Sunday, September 4, 2011

Molochansk


The school year is off to a good start and I'm glad to be busy with the students and preparing for what comes after November 23rd when my service ends. I've got a running list of topics I wish to write about and share that I'll hopefully get to the next few weeks.

In August I had the pleasure of visiting the Mennonite Centre in Molochansk, a town in Zaporizhia Oblast. Molochansk was one of the central Mennonite settlements in the nineteenth century. It was founded in 1804 as Halbstadt, Molochansk refers to the river that runs through the area. Originally I thought this center was under the direction of the Mennonite Central Committee that has operations in Ukraine but I quickly learned that it is independent of this organization. I'd been wanting to visit this part of Ukraine since receiving my Peace Corps placement, hearing about it historically through church publications and college lectures on Russian imperialism.

After winning land from the Turks, in 1763 Catherine the Great sent a decree inviting German settlers to the vast plains of Ukraine to colonize it. She promised them religious freedom, greatly sought by the various sects of Christians who had fled parts of Prussia and the Netherlands. Mennonites built over fifty villages in the Zaporizhia region, having important roles in the politics and business of the cities of Zaporizhia and Dnipropetrovsk. They were respected for their work ethic and agricultural skills that blessed the empire with grain, greatly pleasing the Czarist family who would visit on their trips to and from Crimea.

With the upset of the First World War, the Second World War, and Stalin's campaigns; almost all Mennonites left Ukraine by the 1940s, some being deported to Kazakhstan.
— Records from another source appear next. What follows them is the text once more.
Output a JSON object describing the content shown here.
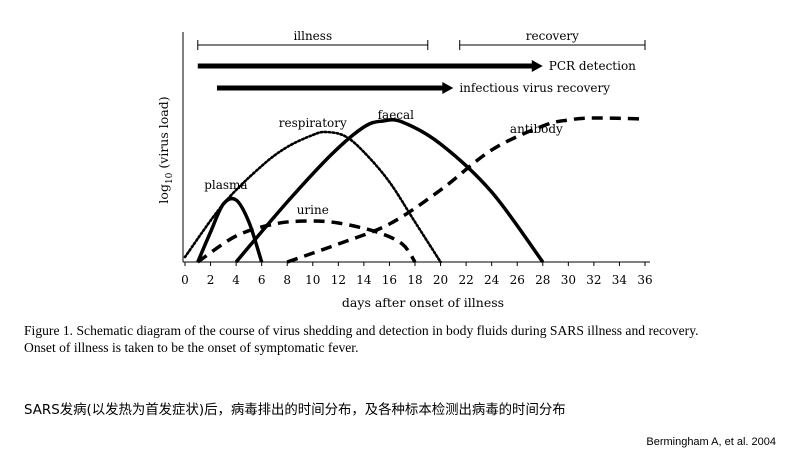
{
  "chart_data": {
    "type": "line",
    "xlabel": "days after onset of illness",
    "ylabel_prefix": "log",
    "ylabel_sub": "10",
    "ylabel_suffix": " (virus load)",
    "xlim": [
      0,
      36
    ],
    "xticks": [
      0,
      2,
      4,
      6,
      8,
      10,
      12,
      14,
      16,
      18,
      20,
      22,
      24,
      26,
      28,
      30,
      32,
      34,
      36
    ],
    "grid": false,
    "phases": [
      {
        "name": "illness",
        "start": 1,
        "end": 19
      },
      {
        "name": "recovery",
        "start": 21.5,
        "end": 36
      }
    ],
    "detection_arrows": [
      {
        "name": "PCR detection",
        "start": 1,
        "end": 28
      },
      {
        "name": "infectious virus recovery",
        "start": 2.5,
        "end": 21
      }
    ],
    "series": [
      {
        "name": "plasma",
        "style": "solid",
        "points": [
          [
            1,
            0
          ],
          [
            2,
            30
          ],
          [
            3,
            58
          ],
          [
            4,
            62
          ],
          [
            5,
            40
          ],
          [
            6,
            0
          ]
        ]
      },
      {
        "name": "respiratory",
        "style": "dotted",
        "points": [
          [
            0,
            5
          ],
          [
            3,
            58
          ],
          [
            6,
            96
          ],
          [
            8,
            115
          ],
          [
            10,
            127
          ],
          [
            11,
            130
          ],
          [
            12.5,
            126
          ],
          [
            14,
            110
          ],
          [
            16,
            80
          ],
          [
            18,
            40
          ],
          [
            20,
            0
          ]
        ]
      },
      {
        "name": "faecal",
        "style": "solid",
        "points": [
          [
            4,
            0
          ],
          [
            8,
            60
          ],
          [
            11.5,
            108
          ],
          [
            14,
            135
          ],
          [
            15.5,
            141
          ],
          [
            17,
            140
          ],
          [
            20,
            118
          ],
          [
            24,
            70
          ],
          [
            28,
            0
          ]
        ]
      },
      {
        "name": "urine",
        "style": "dashed",
        "points": [
          [
            1,
            0
          ],
          [
            4,
            26
          ],
          [
            7,
            38
          ],
          [
            9.5,
            41
          ],
          [
            12,
            39
          ],
          [
            15,
            30
          ],
          [
            17,
            18
          ],
          [
            18,
            0
          ]
        ]
      },
      {
        "name": "antibody",
        "style": "dashed",
        "points": [
          [
            8,
            0
          ],
          [
            12,
            18
          ],
          [
            16,
            38
          ],
          [
            20,
            72
          ],
          [
            24,
            112
          ],
          [
            28,
            136
          ],
          [
            30,
            142
          ],
          [
            32,
            144
          ],
          [
            36,
            143
          ]
        ]
      }
    ]
  },
  "caption": {
    "line1": "Figure 1.  Schematic diagram of the course of virus shedding and detection in body fluids during SARS illness and recovery.",
    "line2": "Onset of illness is taken to be the onset of symptomatic fever."
  },
  "subtitle": "SARS发病(以发热为首发症状)后，病毒排出的时间分布，及各种标本检测出病毒的时间分布",
  "citation": "Bermingham  A, et al. 2004"
}
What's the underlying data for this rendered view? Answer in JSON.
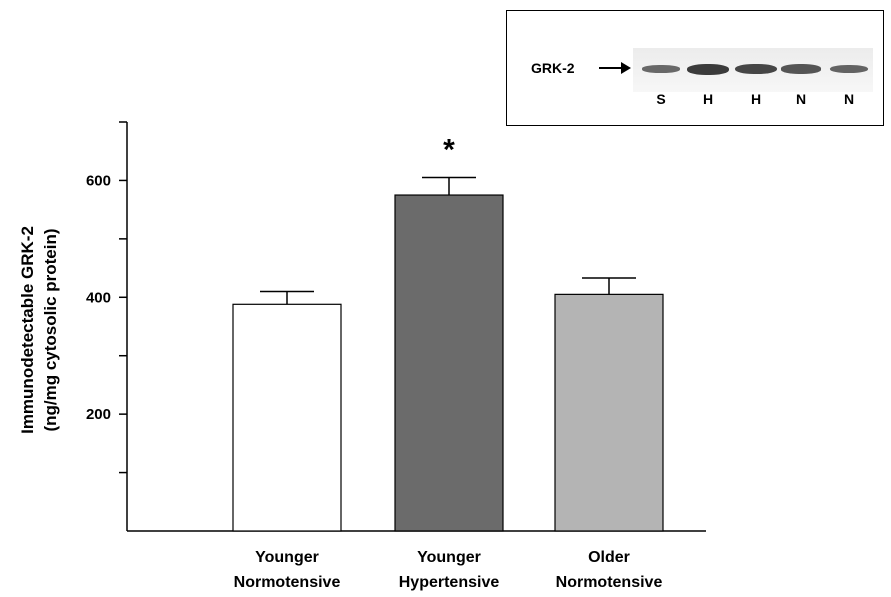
{
  "chart_data": {
    "type": "bar",
    "categories": [
      [
        "Younger",
        "Normotensive"
      ],
      [
        "Younger",
        "Hypertensive"
      ],
      [
        "Older",
        "Normotensive"
      ]
    ],
    "values": [
      388,
      575,
      405
    ],
    "errors": [
      22,
      30,
      28
    ],
    "bar_colors": [
      "#ffffff",
      "#6b6b6b",
      "#b4b4b4"
    ],
    "significance": [
      "",
      "*",
      ""
    ],
    "ylabel": [
      "Immunodetectable GRK-2",
      "(ng/mg cytosolic protein)"
    ],
    "xlabel": "",
    "ylim": [
      0,
      700
    ],
    "yticks": [
      200,
      400,
      600
    ],
    "yticks_minor": [
      100,
      300,
      500,
      700
    ],
    "grid": false,
    "legend": "none"
  },
  "inset": {
    "label": "GRK-2",
    "lanes": [
      "S",
      "H",
      "H",
      "N",
      "N"
    ],
    "band_intensity": [
      0.55,
      1.0,
      0.9,
      0.75,
      0.6
    ]
  }
}
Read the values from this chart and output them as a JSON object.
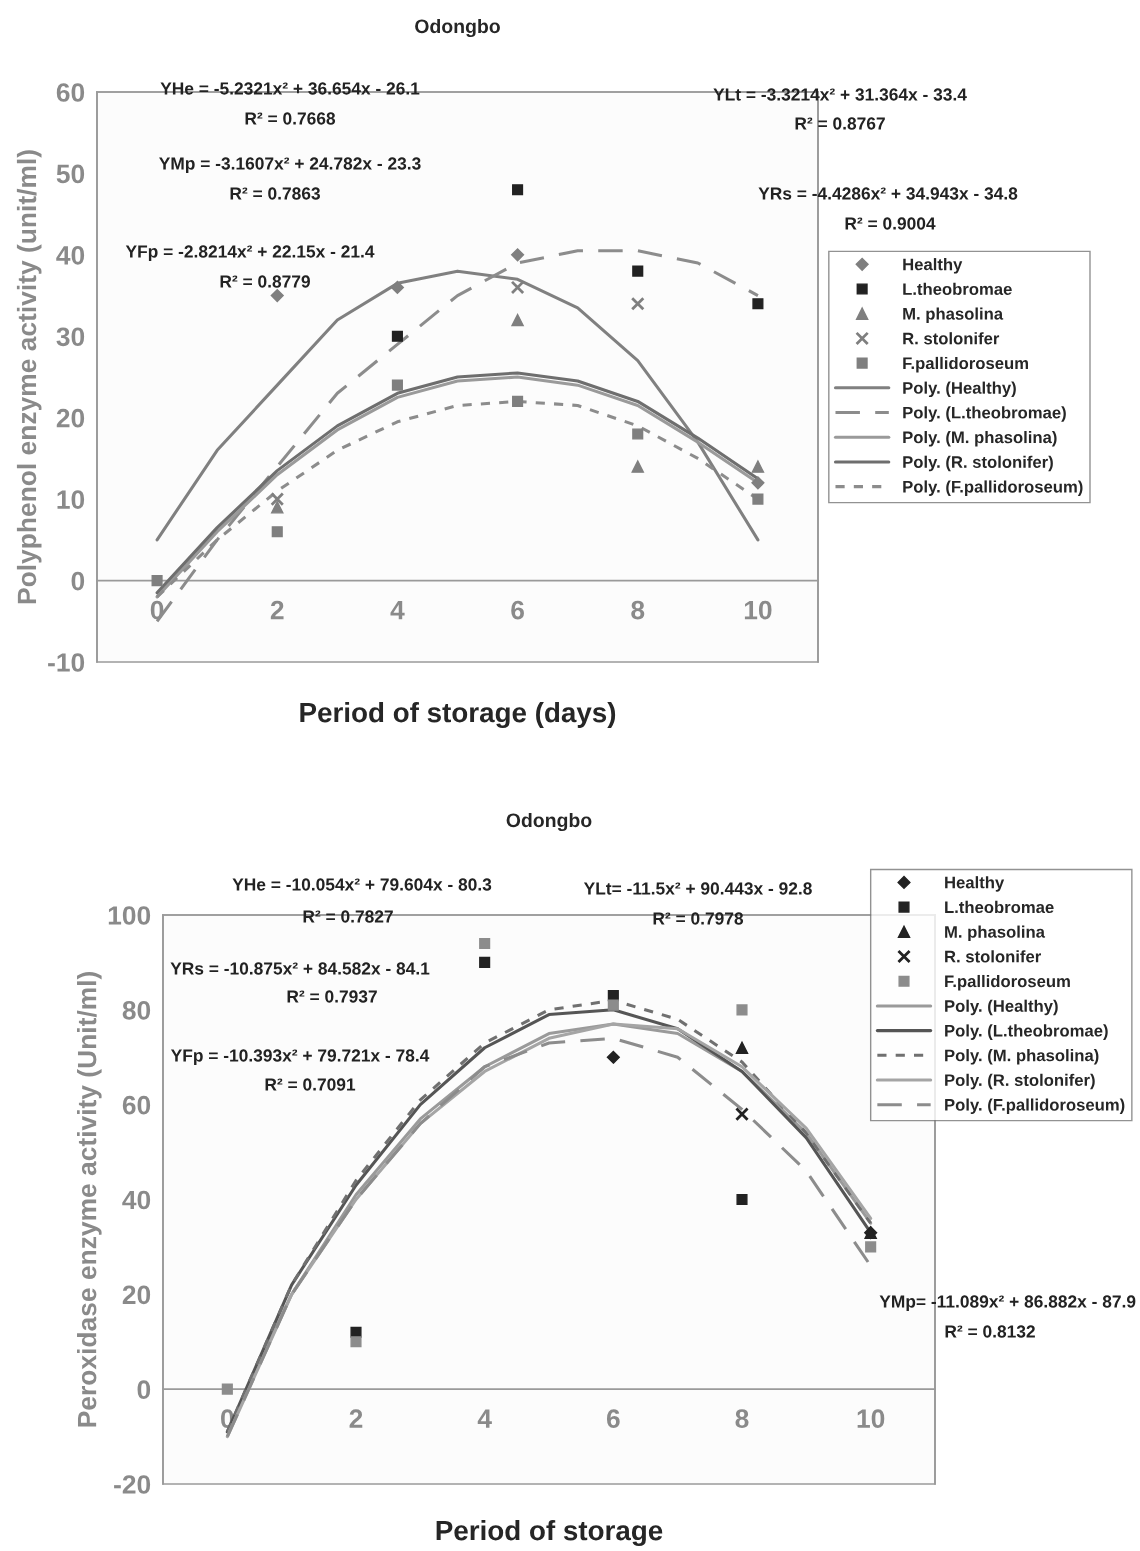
{
  "chart_data": [
    {
      "type": "scatter",
      "title": "Odongbo",
      "xlabel": "Period of storage (days)",
      "ylabel": "Polyphenol enzyme activity (unit/ml)",
      "x": [
        0,
        2,
        4,
        6,
        8,
        10
      ],
      "xlim": [
        -1,
        11
      ],
      "xticks": [
        0,
        2,
        4,
        6,
        8,
        10
      ],
      "ylim": [
        -10,
        60
      ],
      "yticks": [
        -10,
        0,
        10,
        20,
        30,
        40,
        50,
        60
      ],
      "grid": false,
      "legend": "right",
      "series": [
        {
          "name": "Healthy",
          "marker": "diamond",
          "color": "#7f7f7f",
          "values": [
            null,
            35,
            36,
            40,
            null,
            12
          ]
        },
        {
          "name": "L.theobromae",
          "marker": "square",
          "color": "#222222",
          "values": [
            null,
            null,
            30,
            48,
            38,
            34
          ]
        },
        {
          "name": "M. phasolina",
          "marker": "triangle",
          "color": "#7f7f7f",
          "values": [
            null,
            9,
            null,
            32,
            14,
            14
          ]
        },
        {
          "name": "R. stolonifer",
          "marker": "cross",
          "color": "#7f7f7f",
          "values": [
            null,
            10,
            null,
            36,
            34,
            null
          ]
        },
        {
          "name": "F.pallidoroseum",
          "marker": "square",
          "color": "#7f7f7f",
          "values": [
            0,
            6,
            24,
            22,
            18,
            10
          ]
        },
        {
          "name": "Poly. (Healthy)",
          "type": "line",
          "line_style": "solid",
          "color": "#808080",
          "x": [
            0,
            1,
            2,
            3,
            4,
            5,
            6,
            7,
            8,
            9,
            10
          ],
          "values": [
            5,
            16,
            24,
            32,
            36.5,
            38,
            37,
            33.5,
            27,
            17,
            5
          ]
        },
        {
          "name": "Poly. (L.theobromae)",
          "type": "line",
          "line_style": "dashed",
          "color": "#8c8c8c",
          "x": [
            0,
            1,
            2,
            3,
            4,
            5,
            6,
            7,
            8,
            9,
            10
          ],
          "values": [
            -5,
            5,
            14,
            23,
            29,
            35,
            39,
            40.5,
            40.5,
            39,
            35
          ]
        },
        {
          "name": "Poly. (M. phasolina)",
          "type": "line",
          "line_style": "solid",
          "color": "#9a9a9a",
          "x": [
            0,
            1,
            2,
            3,
            4,
            5,
            6,
            7,
            8,
            9,
            10
          ],
          "values": [
            -2,
            6,
            13,
            18.5,
            22.5,
            24.5,
            25,
            24,
            21.5,
            17,
            12
          ]
        },
        {
          "name": "Poly. (R. stolonifer)",
          "type": "line",
          "line_style": "solid",
          "color": "#6e6e6e",
          "x": [
            0,
            1,
            2,
            3,
            4,
            5,
            6,
            7,
            8,
            9,
            10
          ],
          "values": [
            -1.5,
            6.5,
            13.5,
            19,
            23,
            25,
            25.5,
            24.5,
            22,
            17.5,
            12.5
          ]
        },
        {
          "name": "Poly. (F.pallidoroseum)",
          "type": "line",
          "line_style": "dotted",
          "color": "#8c8c8c",
          "x": [
            0,
            1,
            2,
            3,
            4,
            5,
            6,
            7,
            8,
            9,
            10
          ],
          "values": [
            -2,
            5,
            11,
            16,
            19.5,
            21.5,
            22,
            21.5,
            19,
            15,
            10
          ]
        }
      ],
      "annotations": [
        "YHe = -5.2321x² + 36.654x - 26.1",
        "R² = 0.7668",
        "YMp = -3.1607x² + 24.782x - 23.3",
        "R² = 0.7863",
        "YFp = -2.8214x² + 22.15x - 21.4",
        "R² = 0.8779",
        "YLt = -3.3214x² + 31.364x - 33.4",
        "R² = 0.8767",
        "YRs = -4.4286x² + 34.943x - 34.8",
        "R² = 0.9004"
      ]
    },
    {
      "type": "scatter",
      "title": "Odongbo",
      "xlabel": "Period of storage",
      "ylabel": "Peroxidase enzyme activity (Unit/ml)",
      "x": [
        0,
        2,
        4,
        6,
        8,
        10
      ],
      "xlim": [
        -1,
        11
      ],
      "xticks": [
        0,
        2,
        4,
        6,
        8,
        10
      ],
      "ylim": [
        -20,
        100
      ],
      "yticks": [
        -20,
        0,
        20,
        40,
        60,
        80,
        100
      ],
      "grid": false,
      "legend": "top right",
      "series": [
        {
          "name": "Healthy",
          "marker": "diamond",
          "color": "#222222",
          "values": [
            null,
            null,
            null,
            70,
            null,
            33
          ]
        },
        {
          "name": "L.theobromae",
          "marker": "square",
          "color": "#222222",
          "values": [
            null,
            12,
            90,
            83,
            40,
            null
          ]
        },
        {
          "name": "M. phasolina",
          "marker": "triangle",
          "color": "#222222",
          "values": [
            null,
            null,
            null,
            null,
            72,
            33
          ]
        },
        {
          "name": "R. stolonifer",
          "marker": "cross",
          "color": "#222222",
          "values": [
            null,
            null,
            null,
            null,
            58,
            null
          ]
        },
        {
          "name": "F.pallidoroseum",
          "marker": "square",
          "color": "#8c8c8c",
          "values": [
            0,
            10,
            94,
            81,
            80,
            30
          ]
        },
        {
          "name": "Poly. (Healthy)",
          "type": "line",
          "line_style": "solid",
          "color": "#9a9a9a",
          "x": [
            0,
            1,
            2,
            3,
            4,
            5,
            6,
            7,
            8,
            9,
            10
          ],
          "values": [
            -9,
            20,
            41,
            57,
            68,
            75,
            77,
            75,
            67,
            54,
            35
          ]
        },
        {
          "name": "Poly. (L.theobromae)",
          "type": "line",
          "line_style": "solid",
          "color": "#555555",
          "x": [
            0,
            1,
            2,
            3,
            4,
            5,
            6,
            7,
            8,
            9,
            10
          ],
          "values": [
            -9,
            22,
            43,
            60,
            72,
            79,
            80,
            76,
            67,
            53,
            33
          ]
        },
        {
          "name": "Poly. (M. phasolina)",
          "type": "line",
          "line_style": "dotted",
          "color": "#707070",
          "x": [
            0,
            1,
            2,
            3,
            4,
            5,
            6,
            7,
            8,
            9,
            10
          ],
          "values": [
            -9,
            22,
            44,
            61,
            73,
            80,
            82,
            78,
            69,
            54,
            35
          ]
        },
        {
          "name": "Poly. (R. stolonifer)",
          "type": "line",
          "line_style": "solid",
          "color": "#a5a5a5",
          "x": [
            0,
            1,
            2,
            3,
            4,
            5,
            6,
            7,
            8,
            9,
            10
          ],
          "values": [
            -10,
            20,
            40,
            56,
            67,
            74,
            77,
            76,
            68,
            55,
            36
          ]
        },
        {
          "name": "Poly. (F.pallidoroseum)",
          "type": "line",
          "line_style": "dashed",
          "color": "#8c8c8c",
          "x": [
            0,
            1,
            2,
            3,
            4,
            5,
            6,
            7,
            8,
            9,
            10
          ],
          "values": [
            -10,
            20,
            40,
            56,
            68,
            73,
            74,
            70,
            59,
            46,
            26
          ]
        }
      ],
      "annotations": [
        "YHe = -10.054x² + 79.604x - 80.3",
        "R² = 0.7827",
        "YRs = -10.875x² + 84.582x - 84.1",
        "R² = 0.7937",
        "YFp = -10.393x² + 79.721x - 78.4",
        "R² = 0.7091",
        "YLt= -11.5x² + 90.443x - 92.8",
        "R² = 0.7978",
        "YMp= -11.089x² + 86.882x - 87.9",
        "R² = 0.8132"
      ]
    }
  ]
}
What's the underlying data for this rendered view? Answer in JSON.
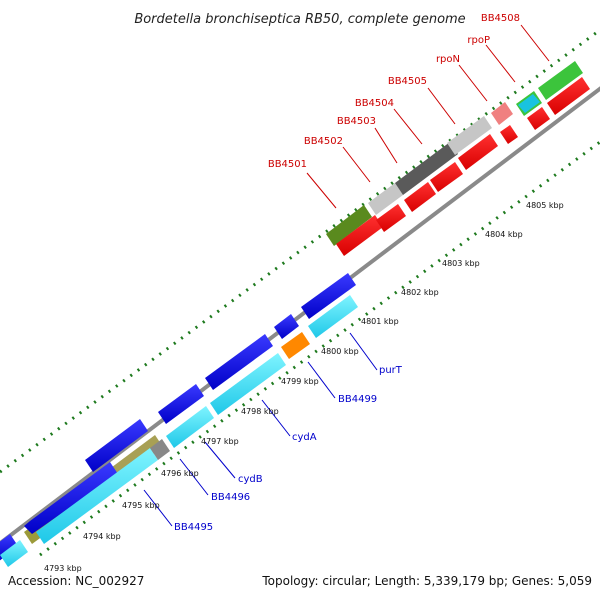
{
  "title": "Bordetella bronchiseptica RB50, complete genome",
  "footer": {
    "accession": "Accession: NC_002927",
    "summary": "Topology: circular; Length: 5,339,179 bp; Genes: 5,059"
  },
  "colors": {
    "top_labels": "#cc0000",
    "bottom_labels": "#0000cc",
    "backbone": "#888888",
    "ticks": "#1e7a1e"
  },
  "top_labels": [
    "BB4501",
    "BB4502",
    "BB4503",
    "BB4504",
    "BB4505",
    "rpoN",
    "rpoP",
    "BB4508"
  ],
  "bottom_labels": [
    "BB4495",
    "BB4496",
    "cydB",
    "cydA",
    "BB4499",
    "purT"
  ],
  "scale_labels": [
    "4793 kbp",
    "4794 kbp",
    "4795 kbp",
    "4796 kbp",
    "4797 kbp",
    "4798 kbp",
    "4799 kbp",
    "4800 kbp",
    "4801 kbp",
    "4802 kbp",
    "4803 kbp",
    "4804 kbp",
    "4805 kbp"
  ]
}
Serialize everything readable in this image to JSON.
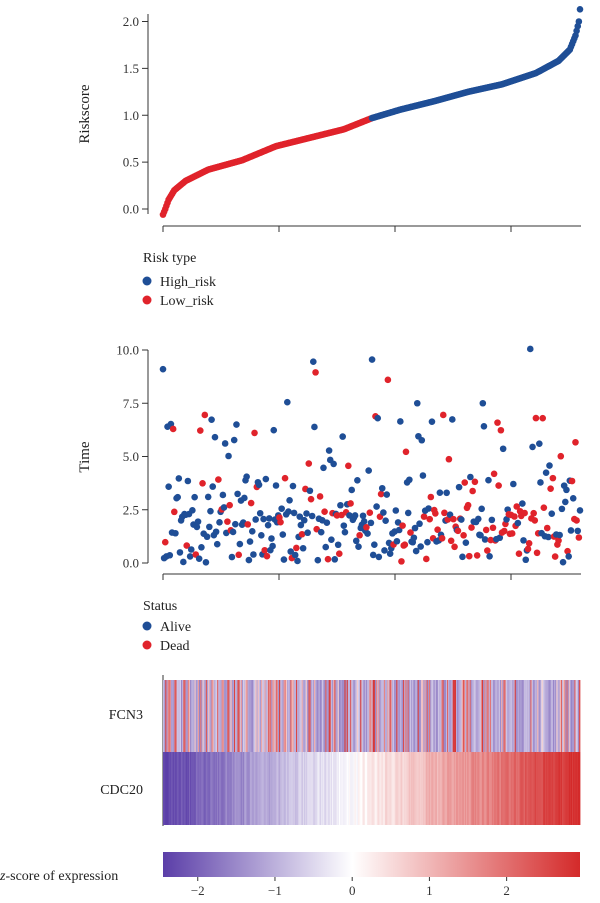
{
  "colors": {
    "high_risk": "#1f4e96",
    "low_risk": "#e0232b",
    "alive": "#1f4e96",
    "dead": "#e0232b",
    "heat_low": "#5b3ea8",
    "heat_mid": "#ffffff",
    "heat_high": "#d42a2a"
  },
  "chart_data": [
    {
      "type": "scatter",
      "panel": "riskscore",
      "ylabel": "Riskscore",
      "ylim": [
        -0.1,
        2.25
      ],
      "yticks": [
        0.0,
        0.5,
        1.0,
        1.5,
        2.0
      ],
      "ytick_labels": [
        "0.0",
        "0.5",
        "1.0",
        "1.5",
        "2.0"
      ],
      "n_patients": 370,
      "cutoff_index": 185,
      "sorted_riskscore_profile": [
        [
          0,
          -0.06
        ],
        [
          2,
          0.0
        ],
        [
          5,
          0.1
        ],
        [
          10,
          0.2
        ],
        [
          20,
          0.3
        ],
        [
          40,
          0.42
        ],
        [
          70,
          0.52
        ],
        [
          100,
          0.67
        ],
        [
          130,
          0.76
        ],
        [
          160,
          0.85
        ],
        [
          185,
          0.97
        ],
        [
          210,
          1.06
        ],
        [
          240,
          1.15
        ],
        [
          270,
          1.25
        ],
        [
          300,
          1.33
        ],
        [
          330,
          1.45
        ],
        [
          350,
          1.58
        ],
        [
          360,
          1.7
        ],
        [
          365,
          1.85
        ],
        [
          368,
          2.0
        ],
        [
          369,
          2.13
        ]
      ],
      "legend": {
        "title": "Risk type",
        "items": [
          {
            "label": "High_risk",
            "color_key": "high_risk"
          },
          {
            "label": "Low_risk",
            "color_key": "low_risk"
          }
        ]
      }
    },
    {
      "type": "scatter",
      "panel": "survival_time",
      "ylabel": "Time",
      "ylim": [
        -0.2,
        10.5
      ],
      "yticks": [
        0.0,
        2.5,
        5.0,
        7.5,
        10.0
      ],
      "ytick_labels": [
        "0.0",
        "2.5",
        "5.0",
        "7.5",
        "10.0"
      ],
      "n_patients": 370,
      "notable_points": [
        {
          "index": 0,
          "time": 9.1,
          "status": "alive"
        },
        {
          "index": 133,
          "time": 9.45,
          "status": "alive"
        },
        {
          "index": 135,
          "time": 8.95,
          "status": "dead"
        },
        {
          "index": 185,
          "time": 9.55,
          "status": "alive"
        },
        {
          "index": 199,
          "time": 8.6,
          "status": "dead"
        },
        {
          "index": 325,
          "time": 10.05,
          "status": "alive"
        },
        {
          "index": 336,
          "time": 6.8,
          "status": "dead"
        },
        {
          "index": 225,
          "time": 7.5,
          "status": "alive"
        },
        {
          "index": 283,
          "time": 7.5,
          "status": "alive"
        },
        {
          "index": 110,
          "time": 7.55,
          "status": "alive"
        },
        {
          "index": 37,
          "time": 6.95,
          "status": "dead"
        },
        {
          "index": 248,
          "time": 6.95,
          "status": "dead"
        }
      ],
      "legend": {
        "title": "Status",
        "items": [
          {
            "label": "Alive",
            "color_key": "alive"
          },
          {
            "label": "Dead",
            "color_key": "dead"
          }
        ]
      }
    },
    {
      "type": "heatmap",
      "panel": "expression",
      "rows": [
        "FCN3",
        "CDC20"
      ],
      "row_trends": {
        "FCN3": "mostly low (blue) z-scores with scattered high (red) values; red streaks denser on the low-risk (left) side",
        "CDC20": "smooth gradient from about -2.4 at the left (low risk) to about 2.9 at the right (high risk)"
      },
      "colorbar": {
        "title_italic": "z",
        "title_rest": "-score of expression",
        "range": [
          -2.45,
          2.95
        ],
        "ticks": [
          -2,
          -1,
          0,
          1,
          2
        ],
        "tick_labels": [
          "−2",
          "−1",
          "0",
          "1",
          "2"
        ]
      }
    }
  ]
}
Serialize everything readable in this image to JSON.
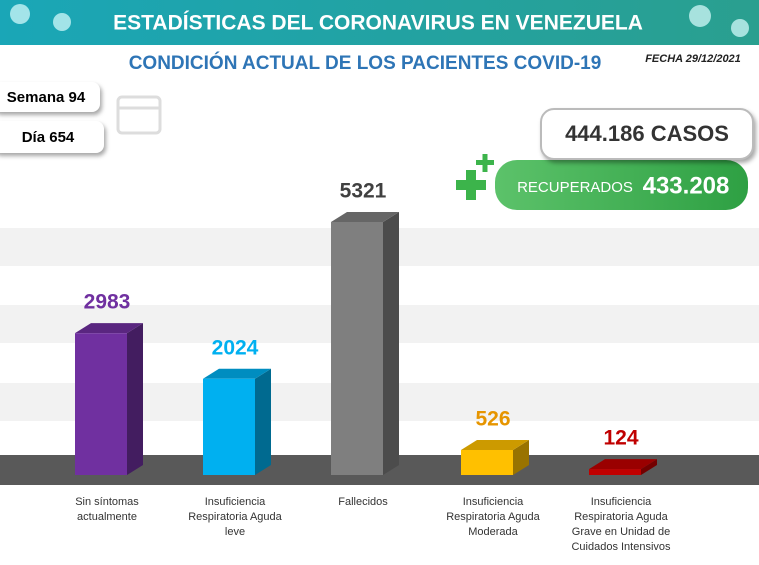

Mennonites from this region were greeted in Canada, parts of South America including Paraguay, and the plains of the United States. During the rest of the 20th century, the settlements were Ukrainianized, changing names and collectivized. With their love of history and ancestry, many people with roots visited the region over the years. Today there are popular Mennonite tours through Russia and Ukraine to look at former settlements. It was during one of these tours that a group of Canadians took great interest in the overall deterioration and poverty present at the birthplace of their parents. Thus, in 2001, The Friends of the Mennonite Centre in Ukraine was established and the Mennonite Centre opened. A group of directors from Canada rotate, supported by a local staff that run the center.

I was extremely impressed by their operations. The Mennonite Centre offers community development programs; providing health care, farm assistance, meals, youth programs, and scholarships. The Mennonite Centre acts as a base for historic preservation of the area, including a library of books written by Canadians and Americans about the former colonies. It was interesting to look through old photos and note that services available back then are still needed today in modern Ukraine but are lacking: schools for the deaf and blind, training schools, lush farms.

During my visit Linda and Ben Stobbe, whose parents came from this area, took me around Molochansk and villages in the area. It was the only time I've been in a car while passing through vast fields, so it was fun to stop and take pictures of interesting buildings and characters. I learned so much from them on this tour. One thing that I had no clue about before this was the great cultural differences between the Mennonites that came to the Russian Empire and the ones that came directly from Switzerland to the United States like my family did. The Mennonites that came directly west are much more socially conservative than the ones that headed east. They were much less inclined to have public roles, have excess wealth, or heaven forbid listen to music. Thus, I was quite confused when Ben and Linda would point out a huge structure as being a former Mennonite mansion, complete with a concert hall.

One of the most amazing parts of their tour was stopping by the home of a woman named Margarita. Margarita is believed to be the last remaining German, she is in her 90s. Much to her parents' disapproval, she married a Ukrainian (outside the Mennonite community) and after both were sent away to different labor camps after the war, they relocated each other and moved back home. She lives in the same house she was married in some 75 years ago. She was delighted to see Linda and Ben who spoke to her in German, immediately raising her spirits. She was confused by my presence, being able to speak Russian and Ukrainian. It was good that I was there though because I could translate what Linda and Ben wanted to tell her caretakers.




Dutch-Curved Window of a Former Mansion


The brickwork on these structures is nearly impossible to undo, thus many still stand.


Ben Stobbe pointing out the brickwork pattern which marks Mennonite era buildings.


A Plaque for a Former Church that was used for grain storage during Soviet times.



A windmill of Dutch design that was used to make flour.


Inside the windmill


A former mansion that is now the local hospital.



Gate to a former home



A former home that has been remodeled into an Orthodox church.



Former Home that is now a post office.






This was a church were several Mennonites were shot during the Second World War. It's had different uses over the years, currently someone is living in the back and vines cover the bullet holes.



The Molohchna Hill that divided Mennonite settlements from Lutherans and other groups.



A monument built after Independence by Ukrainians, remembering disabled children who were rounded up and shot in these fields during the Second World War.





I now forget which school this was, but it was used as a community center until recently, it's in need of renovation.